Erben der Macht
ging unter die Dusche und zog sich anschließend an. Keinen Moment zu früh, denn ein Klopfen an der Zimmertür in einem typischen Rhythmus verriet ihm, dass Travis draußen stand. Er ließ ihn herein. Sein Partner blickte sich suchend um und seufzte enttäuscht, als er Sam nirgends sah und auch kein Geräusch aus dem Bad anzeigte, dass sie dort sein könnte. Er blickte Wayne anklagend an.
„Was hast du getan, um Sam zu vertreiben?“
„Nichts. Sie musste zu einem Notfall nach Hause. Aber sie hat mir ein paar wichtige Informationen gegeben, die ich gleich O’Hara mitteilen wollte.“
Travis sah, dass frischer Kaffee auf der Wärmeplatte der Kaffeemaschine stand , und schenkte sich und Wayne eine Tasse ein. „Da bin ich gespannt.“
Wayne rief O’Hara an und berichtete ihr und Travis, was Sam ihm offenbart hatte.

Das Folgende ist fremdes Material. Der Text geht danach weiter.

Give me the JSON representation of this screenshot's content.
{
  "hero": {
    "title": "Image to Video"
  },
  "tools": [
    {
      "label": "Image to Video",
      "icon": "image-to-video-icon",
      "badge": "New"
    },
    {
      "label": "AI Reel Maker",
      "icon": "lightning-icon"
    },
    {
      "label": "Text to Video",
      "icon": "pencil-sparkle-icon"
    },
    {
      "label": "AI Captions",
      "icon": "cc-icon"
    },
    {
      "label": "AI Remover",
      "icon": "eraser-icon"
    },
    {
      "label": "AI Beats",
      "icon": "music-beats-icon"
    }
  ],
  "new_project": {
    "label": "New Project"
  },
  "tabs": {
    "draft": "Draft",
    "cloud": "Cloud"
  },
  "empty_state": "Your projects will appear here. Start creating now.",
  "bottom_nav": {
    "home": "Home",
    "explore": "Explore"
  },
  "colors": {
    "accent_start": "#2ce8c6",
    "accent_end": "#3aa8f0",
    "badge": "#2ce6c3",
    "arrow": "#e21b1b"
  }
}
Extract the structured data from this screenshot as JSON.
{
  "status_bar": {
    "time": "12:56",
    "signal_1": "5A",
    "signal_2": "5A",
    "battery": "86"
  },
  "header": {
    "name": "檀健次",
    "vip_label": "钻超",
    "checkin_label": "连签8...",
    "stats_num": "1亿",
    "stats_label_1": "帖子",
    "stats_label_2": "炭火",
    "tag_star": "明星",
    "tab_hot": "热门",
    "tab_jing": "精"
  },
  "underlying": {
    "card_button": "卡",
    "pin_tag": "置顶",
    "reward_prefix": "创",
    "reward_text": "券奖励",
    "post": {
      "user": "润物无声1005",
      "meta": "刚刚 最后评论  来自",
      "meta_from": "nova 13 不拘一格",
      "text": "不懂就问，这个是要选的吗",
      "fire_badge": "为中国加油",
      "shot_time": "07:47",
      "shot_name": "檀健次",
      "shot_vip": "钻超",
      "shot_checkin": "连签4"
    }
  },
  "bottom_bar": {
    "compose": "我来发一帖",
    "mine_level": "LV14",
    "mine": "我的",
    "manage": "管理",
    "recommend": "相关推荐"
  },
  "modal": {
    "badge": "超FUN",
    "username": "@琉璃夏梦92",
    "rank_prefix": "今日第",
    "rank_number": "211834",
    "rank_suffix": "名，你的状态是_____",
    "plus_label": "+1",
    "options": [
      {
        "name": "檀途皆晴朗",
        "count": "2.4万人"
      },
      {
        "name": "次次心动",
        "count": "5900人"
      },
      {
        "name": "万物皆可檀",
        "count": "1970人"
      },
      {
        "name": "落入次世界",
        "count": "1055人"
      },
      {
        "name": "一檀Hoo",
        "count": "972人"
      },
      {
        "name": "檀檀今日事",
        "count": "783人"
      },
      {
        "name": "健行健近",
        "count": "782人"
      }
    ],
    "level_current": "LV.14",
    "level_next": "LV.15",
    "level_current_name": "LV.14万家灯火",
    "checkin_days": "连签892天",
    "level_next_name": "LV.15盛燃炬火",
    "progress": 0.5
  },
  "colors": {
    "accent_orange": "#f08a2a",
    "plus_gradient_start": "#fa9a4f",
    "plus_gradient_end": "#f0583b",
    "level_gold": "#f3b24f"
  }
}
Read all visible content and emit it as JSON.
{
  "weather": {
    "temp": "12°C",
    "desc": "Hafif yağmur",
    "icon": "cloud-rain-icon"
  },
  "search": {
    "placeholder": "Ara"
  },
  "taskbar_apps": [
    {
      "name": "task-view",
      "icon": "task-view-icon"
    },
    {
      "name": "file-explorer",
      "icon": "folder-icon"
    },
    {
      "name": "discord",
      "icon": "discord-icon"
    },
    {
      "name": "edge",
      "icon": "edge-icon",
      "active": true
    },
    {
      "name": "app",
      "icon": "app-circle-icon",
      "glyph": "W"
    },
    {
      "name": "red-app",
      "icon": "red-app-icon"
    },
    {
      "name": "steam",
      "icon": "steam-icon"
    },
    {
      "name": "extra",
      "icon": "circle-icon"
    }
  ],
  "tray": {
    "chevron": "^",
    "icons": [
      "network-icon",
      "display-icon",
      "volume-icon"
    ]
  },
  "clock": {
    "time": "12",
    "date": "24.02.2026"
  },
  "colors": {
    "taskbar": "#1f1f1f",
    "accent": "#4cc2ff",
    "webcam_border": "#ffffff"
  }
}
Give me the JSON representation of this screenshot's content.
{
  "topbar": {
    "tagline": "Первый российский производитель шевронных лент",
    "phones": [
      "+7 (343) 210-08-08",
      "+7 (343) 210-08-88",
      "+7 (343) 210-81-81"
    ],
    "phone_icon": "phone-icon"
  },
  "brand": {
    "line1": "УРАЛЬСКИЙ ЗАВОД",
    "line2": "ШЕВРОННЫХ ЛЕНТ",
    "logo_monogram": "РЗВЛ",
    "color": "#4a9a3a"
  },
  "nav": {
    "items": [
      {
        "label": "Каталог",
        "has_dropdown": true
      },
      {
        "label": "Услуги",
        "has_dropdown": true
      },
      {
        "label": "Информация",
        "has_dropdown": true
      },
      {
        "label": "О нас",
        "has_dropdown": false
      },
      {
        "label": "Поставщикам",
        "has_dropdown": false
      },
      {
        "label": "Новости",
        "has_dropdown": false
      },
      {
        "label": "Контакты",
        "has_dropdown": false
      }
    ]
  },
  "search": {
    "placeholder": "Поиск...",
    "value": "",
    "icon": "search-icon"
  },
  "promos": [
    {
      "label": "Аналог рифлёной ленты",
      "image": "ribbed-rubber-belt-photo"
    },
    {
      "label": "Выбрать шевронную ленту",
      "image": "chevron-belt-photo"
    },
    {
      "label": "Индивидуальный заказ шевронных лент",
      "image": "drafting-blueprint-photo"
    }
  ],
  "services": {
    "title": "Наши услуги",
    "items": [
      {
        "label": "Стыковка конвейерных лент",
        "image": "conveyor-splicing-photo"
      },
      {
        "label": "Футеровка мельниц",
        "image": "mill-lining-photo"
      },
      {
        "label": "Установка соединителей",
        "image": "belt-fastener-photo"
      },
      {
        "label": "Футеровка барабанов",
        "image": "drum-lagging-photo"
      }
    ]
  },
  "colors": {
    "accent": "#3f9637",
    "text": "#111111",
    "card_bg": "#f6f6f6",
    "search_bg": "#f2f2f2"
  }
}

„Das sind halbwegs beruhigende Neuigkeiten“, fand O’Hara. „Was ist mit Ms. Kelley und Mr. Blake? Hat Ms. Tyler etwas darüber gesagt, ob sie überleben werden?“
„Nein, Ma’am. Wenn ich etwas vorschlagen dürfte?“
„Nur zu.“
„Mal ganz abgesehen davon, dass ich glaube, dass die beiden sich bis zur Sonnenwende an einem Ort aufhalten werden, den zumindest wir nicht ausfindig machen können, erscheint es mir nicht sinnvoll, einen Kontakt zu versuchen. Da weder sie noch wir wissen, ob sie überleben werden, hätte unser Angebot an sie, bei Operation Spinnennetz mitzuwirken, keinen Erfolg auf Zustimmung. Wir sollten sie in Ruhe lassen und ihnen unser Angebot unterbreiten, falls sie am 22. Dezember noch leben sollten. Alles andere hätte keinen Sinn.“
O’Hara hatte Operation Spinnennetz ins Leben gerufen, nachdem sie Chefin des DOC geworden war. Da es viel zu wenige paranormal begabte Agents wie Wayne und Travis, der einen Tag in die Vergangenheit sehen konnte, in den Reihen des DOC gab, hatte sie begonnen, Leute zu rekrutieren, die für das Department arbeiteten. Nicht alle von ihnen waren Menschen. Einige waren lediglich Informanten aus der okkulten Szene, die Tipps gaben, wo sich etwas zusammenbraute oder ereignet hatte, das in die Zuständigkeit des DOC fiel. Andere arbeiteten wie Sam als Freelancer sporadisch an Fällen mit, bei denen ihre speziellen Talente gebraucht wurden. Und einige wenige akzeptierten das Angebot, sich als DOC-Agents ausbilden zu lassen oder als Berater zu fungieren.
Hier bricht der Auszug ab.